The split exists for two reasons. First, performance: heavy logic like markdown rendering or database queries belongs on the server, where it does not slow down the user. Second, bundle size: by default, more of your app runs server-side, and only interactive islands ship JS.

Mental Model

Picture a tree of components. The root and many leaves are Server Components. When you need interactivity, you draw a boundary using 'use client' at the top of a file, and from that point down the subtree becomes Client. Children of a Client Component can still be Server Components if they were passed as props or children.

<Page>            (Server)
<Header/>       (Server)
<Sidebar/>      (Server)
<SearchBox/>    (Client)  -- use client
  <Spinner/>    (Client)
<ArticleList/>  (Server)
  <Article/>    (Server)
Server / Client boundary tree

Hands-on Example

Imagine a blog page. The page itself fetches posts from a database. A search box at the top is interactive.

// app/blog/page.tsx (Server Component)
import { db } from '@/lib/db';
import SearchBox from './SearchBox';
import ArticleList from './ArticleList';

export default async function BlogPage() {
  const posts = await db.posts.findMany();
  return (
    <main>
      <SearchBox />
      <ArticleList posts={posts} />
    </main>
  );
}
// app/blog/SearchBox.tsx
'use client';
import { useState } from 'react';

export default function SearchBox() {
  const [q, setQ] = useState('');
  return (
    <input
      value={q}
      onChange={(e) => setQ(e.target.value)}
      placeholder="Search"
    />
  );
}

The page does a real database call without shipping the database client to the browser. Only SearchBox ships JS. This pattern keeps your client bundle small, and you do not write a single API route for the initial render.

Browser  ->  GET /blog
Server   ->  run page (db query)
Server   ->  stream RSC payload + island bundles
Browser  <-  hydrate SearchBox only
Data flow on first request

Common Pitfalls

Putting 'use client' at the root of your app. This defeats the whole point. Push the boundary as far down the tree as possible.

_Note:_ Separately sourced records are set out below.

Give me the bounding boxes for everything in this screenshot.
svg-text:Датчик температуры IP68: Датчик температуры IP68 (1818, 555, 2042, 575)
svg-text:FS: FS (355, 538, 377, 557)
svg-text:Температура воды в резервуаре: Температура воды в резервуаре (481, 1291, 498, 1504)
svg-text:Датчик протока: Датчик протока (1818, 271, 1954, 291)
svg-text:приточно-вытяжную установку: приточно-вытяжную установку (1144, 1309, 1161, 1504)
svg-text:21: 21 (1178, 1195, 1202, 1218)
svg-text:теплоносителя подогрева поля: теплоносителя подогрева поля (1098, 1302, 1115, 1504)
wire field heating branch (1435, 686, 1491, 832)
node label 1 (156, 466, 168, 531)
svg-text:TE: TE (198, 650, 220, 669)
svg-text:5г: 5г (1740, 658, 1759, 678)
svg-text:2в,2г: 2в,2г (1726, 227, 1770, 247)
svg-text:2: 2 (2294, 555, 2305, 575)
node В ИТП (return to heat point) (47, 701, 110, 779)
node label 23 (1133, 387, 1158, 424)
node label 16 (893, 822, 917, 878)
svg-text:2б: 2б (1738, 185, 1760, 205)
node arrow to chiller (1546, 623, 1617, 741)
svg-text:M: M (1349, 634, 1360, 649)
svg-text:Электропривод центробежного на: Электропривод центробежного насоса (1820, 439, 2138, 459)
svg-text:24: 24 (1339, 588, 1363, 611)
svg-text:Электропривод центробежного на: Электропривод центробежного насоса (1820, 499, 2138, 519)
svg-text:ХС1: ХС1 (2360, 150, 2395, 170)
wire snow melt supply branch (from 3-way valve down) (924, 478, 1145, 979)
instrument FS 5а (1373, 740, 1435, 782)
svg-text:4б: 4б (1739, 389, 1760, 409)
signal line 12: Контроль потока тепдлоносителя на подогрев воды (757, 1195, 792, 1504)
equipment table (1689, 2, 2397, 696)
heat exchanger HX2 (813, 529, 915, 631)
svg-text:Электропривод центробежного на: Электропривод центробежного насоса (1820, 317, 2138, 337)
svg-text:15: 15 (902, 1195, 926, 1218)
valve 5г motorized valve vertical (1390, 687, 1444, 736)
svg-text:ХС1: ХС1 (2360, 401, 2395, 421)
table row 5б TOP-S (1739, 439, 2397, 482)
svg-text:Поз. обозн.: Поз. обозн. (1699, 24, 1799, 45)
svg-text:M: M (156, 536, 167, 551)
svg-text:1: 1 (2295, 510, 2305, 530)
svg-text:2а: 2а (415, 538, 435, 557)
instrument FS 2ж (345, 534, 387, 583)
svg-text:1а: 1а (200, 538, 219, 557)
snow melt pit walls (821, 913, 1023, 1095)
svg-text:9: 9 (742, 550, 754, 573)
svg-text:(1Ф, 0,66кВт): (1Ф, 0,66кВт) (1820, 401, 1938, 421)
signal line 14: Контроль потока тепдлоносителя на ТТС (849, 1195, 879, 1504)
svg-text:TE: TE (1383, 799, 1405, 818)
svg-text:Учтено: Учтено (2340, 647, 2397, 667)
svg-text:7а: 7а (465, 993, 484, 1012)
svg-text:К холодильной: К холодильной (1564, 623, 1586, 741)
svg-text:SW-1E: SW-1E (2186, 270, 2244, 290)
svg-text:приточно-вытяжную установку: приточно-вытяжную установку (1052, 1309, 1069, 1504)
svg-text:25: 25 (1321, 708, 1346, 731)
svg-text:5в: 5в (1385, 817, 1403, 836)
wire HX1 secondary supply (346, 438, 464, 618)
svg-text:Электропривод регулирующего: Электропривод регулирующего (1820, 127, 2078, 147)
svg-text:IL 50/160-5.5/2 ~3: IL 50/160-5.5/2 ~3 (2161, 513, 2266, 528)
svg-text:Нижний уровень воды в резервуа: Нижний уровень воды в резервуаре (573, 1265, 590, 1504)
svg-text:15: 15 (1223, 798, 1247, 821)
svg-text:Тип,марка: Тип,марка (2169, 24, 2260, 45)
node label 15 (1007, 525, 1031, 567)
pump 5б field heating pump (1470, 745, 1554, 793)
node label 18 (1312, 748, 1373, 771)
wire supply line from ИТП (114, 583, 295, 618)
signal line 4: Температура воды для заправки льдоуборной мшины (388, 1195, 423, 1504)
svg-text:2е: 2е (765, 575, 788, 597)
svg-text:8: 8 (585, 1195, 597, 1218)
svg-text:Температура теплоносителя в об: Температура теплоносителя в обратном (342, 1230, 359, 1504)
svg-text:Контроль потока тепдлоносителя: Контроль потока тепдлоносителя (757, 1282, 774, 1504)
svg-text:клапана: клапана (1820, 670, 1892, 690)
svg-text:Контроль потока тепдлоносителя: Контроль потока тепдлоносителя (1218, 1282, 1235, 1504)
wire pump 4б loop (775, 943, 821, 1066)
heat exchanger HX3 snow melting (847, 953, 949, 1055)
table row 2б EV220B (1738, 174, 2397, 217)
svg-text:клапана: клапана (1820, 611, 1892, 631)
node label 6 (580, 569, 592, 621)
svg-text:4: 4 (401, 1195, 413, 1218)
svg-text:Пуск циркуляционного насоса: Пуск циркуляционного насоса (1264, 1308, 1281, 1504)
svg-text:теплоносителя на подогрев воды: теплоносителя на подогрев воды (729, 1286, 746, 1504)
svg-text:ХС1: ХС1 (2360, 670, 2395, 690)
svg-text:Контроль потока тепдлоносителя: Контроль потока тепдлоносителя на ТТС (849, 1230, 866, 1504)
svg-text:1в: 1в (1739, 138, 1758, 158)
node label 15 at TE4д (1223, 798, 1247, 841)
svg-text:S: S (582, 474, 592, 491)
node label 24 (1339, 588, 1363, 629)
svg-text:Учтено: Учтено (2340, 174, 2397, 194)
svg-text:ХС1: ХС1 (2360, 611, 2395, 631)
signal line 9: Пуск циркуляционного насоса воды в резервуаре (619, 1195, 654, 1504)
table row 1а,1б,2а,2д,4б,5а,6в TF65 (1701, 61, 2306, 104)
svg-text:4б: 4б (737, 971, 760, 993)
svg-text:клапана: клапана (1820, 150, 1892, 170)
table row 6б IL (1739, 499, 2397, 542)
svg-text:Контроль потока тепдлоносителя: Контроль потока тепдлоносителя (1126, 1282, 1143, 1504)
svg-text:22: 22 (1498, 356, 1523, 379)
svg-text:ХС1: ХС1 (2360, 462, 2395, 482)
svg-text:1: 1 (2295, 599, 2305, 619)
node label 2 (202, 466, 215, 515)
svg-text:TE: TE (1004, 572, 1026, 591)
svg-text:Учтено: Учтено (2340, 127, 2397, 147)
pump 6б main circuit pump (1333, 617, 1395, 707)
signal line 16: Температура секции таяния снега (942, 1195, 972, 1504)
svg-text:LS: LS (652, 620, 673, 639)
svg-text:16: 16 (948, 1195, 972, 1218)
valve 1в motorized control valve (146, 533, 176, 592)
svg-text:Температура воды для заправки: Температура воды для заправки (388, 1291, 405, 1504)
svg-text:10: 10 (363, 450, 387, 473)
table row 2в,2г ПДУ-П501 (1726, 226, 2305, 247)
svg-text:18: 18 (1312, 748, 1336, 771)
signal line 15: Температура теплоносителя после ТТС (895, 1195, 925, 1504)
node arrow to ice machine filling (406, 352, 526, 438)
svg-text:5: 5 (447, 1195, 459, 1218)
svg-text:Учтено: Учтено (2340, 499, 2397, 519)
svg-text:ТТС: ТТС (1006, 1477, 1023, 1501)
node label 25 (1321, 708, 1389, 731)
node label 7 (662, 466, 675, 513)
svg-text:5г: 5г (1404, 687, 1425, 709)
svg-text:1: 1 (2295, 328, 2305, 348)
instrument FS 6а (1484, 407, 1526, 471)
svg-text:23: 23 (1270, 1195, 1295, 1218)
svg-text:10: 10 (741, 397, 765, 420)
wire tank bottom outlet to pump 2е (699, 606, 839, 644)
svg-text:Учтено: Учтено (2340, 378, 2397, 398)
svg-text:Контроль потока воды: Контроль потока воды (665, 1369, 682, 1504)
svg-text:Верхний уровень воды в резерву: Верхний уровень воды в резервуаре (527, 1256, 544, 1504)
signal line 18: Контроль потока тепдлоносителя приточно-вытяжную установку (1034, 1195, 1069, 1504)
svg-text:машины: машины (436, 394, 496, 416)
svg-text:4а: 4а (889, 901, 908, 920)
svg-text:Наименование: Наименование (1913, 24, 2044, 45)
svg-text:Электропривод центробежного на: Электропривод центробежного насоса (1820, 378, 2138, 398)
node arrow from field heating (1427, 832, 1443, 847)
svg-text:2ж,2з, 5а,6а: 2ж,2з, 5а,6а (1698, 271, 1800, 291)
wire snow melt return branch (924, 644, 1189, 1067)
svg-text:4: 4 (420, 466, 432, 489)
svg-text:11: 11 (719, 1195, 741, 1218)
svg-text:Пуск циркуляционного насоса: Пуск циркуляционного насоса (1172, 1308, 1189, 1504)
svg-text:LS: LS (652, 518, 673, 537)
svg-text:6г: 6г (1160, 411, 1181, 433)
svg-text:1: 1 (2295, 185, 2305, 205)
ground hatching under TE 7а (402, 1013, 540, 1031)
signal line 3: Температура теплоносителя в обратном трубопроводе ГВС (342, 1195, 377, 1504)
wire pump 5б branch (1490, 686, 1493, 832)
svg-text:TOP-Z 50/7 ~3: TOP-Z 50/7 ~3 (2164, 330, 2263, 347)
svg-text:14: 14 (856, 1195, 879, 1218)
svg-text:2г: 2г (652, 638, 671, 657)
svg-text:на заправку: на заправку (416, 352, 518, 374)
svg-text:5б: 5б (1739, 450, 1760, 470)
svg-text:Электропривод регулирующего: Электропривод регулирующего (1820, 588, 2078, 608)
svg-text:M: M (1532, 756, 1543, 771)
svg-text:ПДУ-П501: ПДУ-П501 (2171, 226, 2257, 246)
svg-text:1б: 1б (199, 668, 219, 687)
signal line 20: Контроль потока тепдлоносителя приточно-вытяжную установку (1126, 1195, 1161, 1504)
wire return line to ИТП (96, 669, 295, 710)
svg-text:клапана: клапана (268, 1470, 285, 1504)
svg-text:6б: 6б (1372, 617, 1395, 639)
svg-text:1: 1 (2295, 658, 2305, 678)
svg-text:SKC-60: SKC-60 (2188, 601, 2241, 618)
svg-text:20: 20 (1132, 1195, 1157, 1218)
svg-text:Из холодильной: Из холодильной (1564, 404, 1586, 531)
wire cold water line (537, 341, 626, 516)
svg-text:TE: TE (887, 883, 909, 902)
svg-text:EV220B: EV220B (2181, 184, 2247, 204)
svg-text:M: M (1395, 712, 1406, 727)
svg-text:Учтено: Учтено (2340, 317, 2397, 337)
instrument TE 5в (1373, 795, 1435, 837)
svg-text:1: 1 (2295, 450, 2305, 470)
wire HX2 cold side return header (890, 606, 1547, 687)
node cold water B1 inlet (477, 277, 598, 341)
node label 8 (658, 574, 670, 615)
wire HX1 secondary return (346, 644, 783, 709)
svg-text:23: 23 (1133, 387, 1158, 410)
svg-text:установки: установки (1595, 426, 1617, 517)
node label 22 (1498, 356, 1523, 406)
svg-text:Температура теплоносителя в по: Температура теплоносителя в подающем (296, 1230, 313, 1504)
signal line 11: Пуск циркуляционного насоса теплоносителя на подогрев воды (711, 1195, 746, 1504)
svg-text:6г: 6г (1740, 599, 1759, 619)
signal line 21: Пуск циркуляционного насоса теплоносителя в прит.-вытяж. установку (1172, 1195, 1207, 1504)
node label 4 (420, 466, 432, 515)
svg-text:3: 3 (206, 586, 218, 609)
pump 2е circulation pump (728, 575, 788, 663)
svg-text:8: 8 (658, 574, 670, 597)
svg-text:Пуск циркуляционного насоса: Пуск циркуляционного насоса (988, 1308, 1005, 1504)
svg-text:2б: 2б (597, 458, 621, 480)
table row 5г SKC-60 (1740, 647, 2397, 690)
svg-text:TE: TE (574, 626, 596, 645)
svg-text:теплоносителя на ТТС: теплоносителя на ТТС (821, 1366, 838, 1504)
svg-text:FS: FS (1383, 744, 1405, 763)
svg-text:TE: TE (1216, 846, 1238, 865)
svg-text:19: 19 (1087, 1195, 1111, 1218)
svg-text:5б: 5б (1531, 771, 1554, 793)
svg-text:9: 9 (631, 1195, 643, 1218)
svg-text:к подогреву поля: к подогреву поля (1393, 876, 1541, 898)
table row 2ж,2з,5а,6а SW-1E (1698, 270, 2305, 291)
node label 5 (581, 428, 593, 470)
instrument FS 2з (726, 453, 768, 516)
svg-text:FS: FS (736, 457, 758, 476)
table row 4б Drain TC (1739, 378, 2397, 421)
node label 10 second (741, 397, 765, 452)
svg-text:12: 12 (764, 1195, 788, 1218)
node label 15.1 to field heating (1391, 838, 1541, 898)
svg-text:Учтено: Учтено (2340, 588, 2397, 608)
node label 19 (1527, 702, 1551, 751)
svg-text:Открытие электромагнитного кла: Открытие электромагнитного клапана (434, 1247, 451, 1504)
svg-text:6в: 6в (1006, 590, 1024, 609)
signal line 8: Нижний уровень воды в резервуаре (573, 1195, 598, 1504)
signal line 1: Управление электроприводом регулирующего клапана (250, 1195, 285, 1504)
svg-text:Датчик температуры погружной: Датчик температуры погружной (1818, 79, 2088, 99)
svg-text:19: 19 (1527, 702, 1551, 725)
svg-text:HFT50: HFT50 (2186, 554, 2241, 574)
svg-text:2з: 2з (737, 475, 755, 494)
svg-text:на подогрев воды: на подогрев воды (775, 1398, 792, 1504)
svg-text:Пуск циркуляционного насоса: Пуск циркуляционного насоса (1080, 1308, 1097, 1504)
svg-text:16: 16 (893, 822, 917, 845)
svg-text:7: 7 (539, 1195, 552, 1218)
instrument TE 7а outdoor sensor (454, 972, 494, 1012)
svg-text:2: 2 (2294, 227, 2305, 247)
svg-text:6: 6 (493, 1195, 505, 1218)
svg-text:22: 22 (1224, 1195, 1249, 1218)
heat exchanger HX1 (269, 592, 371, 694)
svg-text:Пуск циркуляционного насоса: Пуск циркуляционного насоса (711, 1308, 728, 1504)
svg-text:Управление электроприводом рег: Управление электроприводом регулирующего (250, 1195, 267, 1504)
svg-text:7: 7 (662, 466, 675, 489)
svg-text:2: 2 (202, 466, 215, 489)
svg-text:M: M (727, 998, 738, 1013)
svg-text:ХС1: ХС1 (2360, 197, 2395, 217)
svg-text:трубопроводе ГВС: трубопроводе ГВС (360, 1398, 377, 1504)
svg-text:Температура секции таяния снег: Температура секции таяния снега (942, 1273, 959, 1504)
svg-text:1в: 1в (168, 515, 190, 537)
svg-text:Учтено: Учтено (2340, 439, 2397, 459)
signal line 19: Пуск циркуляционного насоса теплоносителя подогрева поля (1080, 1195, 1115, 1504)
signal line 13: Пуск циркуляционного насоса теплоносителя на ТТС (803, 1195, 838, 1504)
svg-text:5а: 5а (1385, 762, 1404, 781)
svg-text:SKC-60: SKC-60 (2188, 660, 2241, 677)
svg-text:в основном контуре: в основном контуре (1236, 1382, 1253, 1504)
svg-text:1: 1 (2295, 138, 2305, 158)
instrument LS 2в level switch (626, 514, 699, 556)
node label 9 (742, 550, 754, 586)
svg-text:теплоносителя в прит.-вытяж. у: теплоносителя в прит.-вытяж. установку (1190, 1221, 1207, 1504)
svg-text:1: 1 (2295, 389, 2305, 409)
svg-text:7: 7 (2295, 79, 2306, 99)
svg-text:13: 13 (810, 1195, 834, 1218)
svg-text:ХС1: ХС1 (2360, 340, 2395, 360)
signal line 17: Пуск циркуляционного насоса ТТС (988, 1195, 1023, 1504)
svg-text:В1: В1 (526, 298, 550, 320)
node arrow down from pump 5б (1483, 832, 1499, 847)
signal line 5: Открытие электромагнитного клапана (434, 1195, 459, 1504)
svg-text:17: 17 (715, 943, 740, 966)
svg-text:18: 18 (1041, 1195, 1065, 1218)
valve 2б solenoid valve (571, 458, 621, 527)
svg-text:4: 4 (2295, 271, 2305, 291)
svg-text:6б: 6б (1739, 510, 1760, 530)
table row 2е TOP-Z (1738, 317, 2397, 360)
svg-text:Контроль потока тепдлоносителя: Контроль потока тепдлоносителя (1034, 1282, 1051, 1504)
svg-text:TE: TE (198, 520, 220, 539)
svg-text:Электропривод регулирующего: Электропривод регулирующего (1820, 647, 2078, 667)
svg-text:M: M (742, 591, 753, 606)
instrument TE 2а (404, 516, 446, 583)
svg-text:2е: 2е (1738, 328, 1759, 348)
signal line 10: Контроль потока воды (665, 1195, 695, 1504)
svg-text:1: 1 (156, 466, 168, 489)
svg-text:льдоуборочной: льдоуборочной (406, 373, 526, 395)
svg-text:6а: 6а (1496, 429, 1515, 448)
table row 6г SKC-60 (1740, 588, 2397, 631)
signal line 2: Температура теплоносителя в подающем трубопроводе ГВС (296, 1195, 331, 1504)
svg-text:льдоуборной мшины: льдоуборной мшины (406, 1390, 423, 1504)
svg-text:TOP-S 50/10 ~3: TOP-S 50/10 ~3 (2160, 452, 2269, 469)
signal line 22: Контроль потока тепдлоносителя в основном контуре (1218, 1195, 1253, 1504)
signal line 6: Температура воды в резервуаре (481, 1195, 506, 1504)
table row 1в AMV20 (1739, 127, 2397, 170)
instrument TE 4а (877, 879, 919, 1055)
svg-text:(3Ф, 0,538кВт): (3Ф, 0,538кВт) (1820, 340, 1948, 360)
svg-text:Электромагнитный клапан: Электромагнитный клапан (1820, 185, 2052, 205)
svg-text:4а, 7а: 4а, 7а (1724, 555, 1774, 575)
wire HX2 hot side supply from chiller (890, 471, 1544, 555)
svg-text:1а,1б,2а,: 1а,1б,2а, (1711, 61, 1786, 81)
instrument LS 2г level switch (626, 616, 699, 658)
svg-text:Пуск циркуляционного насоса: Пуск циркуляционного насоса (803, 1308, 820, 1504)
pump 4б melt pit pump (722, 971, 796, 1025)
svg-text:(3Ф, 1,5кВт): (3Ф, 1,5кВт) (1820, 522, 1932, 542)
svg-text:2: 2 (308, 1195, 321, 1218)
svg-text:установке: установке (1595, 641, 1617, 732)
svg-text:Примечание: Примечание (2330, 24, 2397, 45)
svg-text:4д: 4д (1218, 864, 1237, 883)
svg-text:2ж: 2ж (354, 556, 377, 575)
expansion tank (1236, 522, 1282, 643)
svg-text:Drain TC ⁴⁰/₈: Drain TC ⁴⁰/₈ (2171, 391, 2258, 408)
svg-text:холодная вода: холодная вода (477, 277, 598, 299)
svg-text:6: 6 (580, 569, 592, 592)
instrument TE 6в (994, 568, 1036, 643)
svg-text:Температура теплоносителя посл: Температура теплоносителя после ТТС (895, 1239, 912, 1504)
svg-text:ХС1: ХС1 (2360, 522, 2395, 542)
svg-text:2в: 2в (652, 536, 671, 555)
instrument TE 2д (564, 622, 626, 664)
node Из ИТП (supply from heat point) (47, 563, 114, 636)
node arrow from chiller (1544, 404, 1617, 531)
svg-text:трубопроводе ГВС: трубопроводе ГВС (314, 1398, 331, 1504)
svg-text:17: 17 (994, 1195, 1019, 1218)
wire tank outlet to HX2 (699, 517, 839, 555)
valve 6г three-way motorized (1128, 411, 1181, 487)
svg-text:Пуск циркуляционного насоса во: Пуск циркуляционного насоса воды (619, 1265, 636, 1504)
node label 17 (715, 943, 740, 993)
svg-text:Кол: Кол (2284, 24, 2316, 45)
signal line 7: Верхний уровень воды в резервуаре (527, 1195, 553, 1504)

Trying to import server-only code from a client file. Even an unused import in a Client Component will be bundled. Use the server-only package to fail fast, or move the call to a Server Action.

Passing non-serializable props across the boundary. Server-to-Client props must be JSON-safe: no functions, no class instances, no Dates with methods you need. If you need behavior, pass data and rebuild on the client.

Forgetting that hooks like useState, useEffect, and useContext only work in Client Components. The error message is clear, but the fix sometimes is not. Often you can split the file so only the interactive part is 'use client'.

Wrapping Server Components inside Client Components and expecting them to remain server-rendered. Once a Client Component decides what to render, it can only render Client Components. To compose a Server Component inside, pass it as children.

Best Practices

Start every component as a Server Component. Add 'use client' only when you genuinely need state, effects, browser APIs, or event handlers.

Co-locate data fetching with the component that needs it. RSC removes the awkward dance of fetching in a parent and prop-drilling down.

Pass Server Components as children to Client Components when you need a layout-like wrapper. For example, a Tabs client wrapper can render server-fetched panels.

Use Server Actions for mutations. They let you submit forms back to the server without writing API routes, and they reuse the same authentication and serialization plumbing.

Centralize sensitive code in a lib/server/ folder and mark it server-only. The bundler will refuse to include it on the client, catching mistakes early.

Measure with the bundle analyzer. If a Client Component is growing, ask whether parts of it could be moved up the tree into Server Components.

Wrap-up

Server Components let you do real work close to the data without paying client-side cost. Client Components handle interactivity. The split is not about old versus new but about where each piece runs best. Default to Server, push 'use client' to the leaves, and compose by passing Server subtrees as children. Done well, your pages feel fast because they ship less code and fetch data in fewer round trips.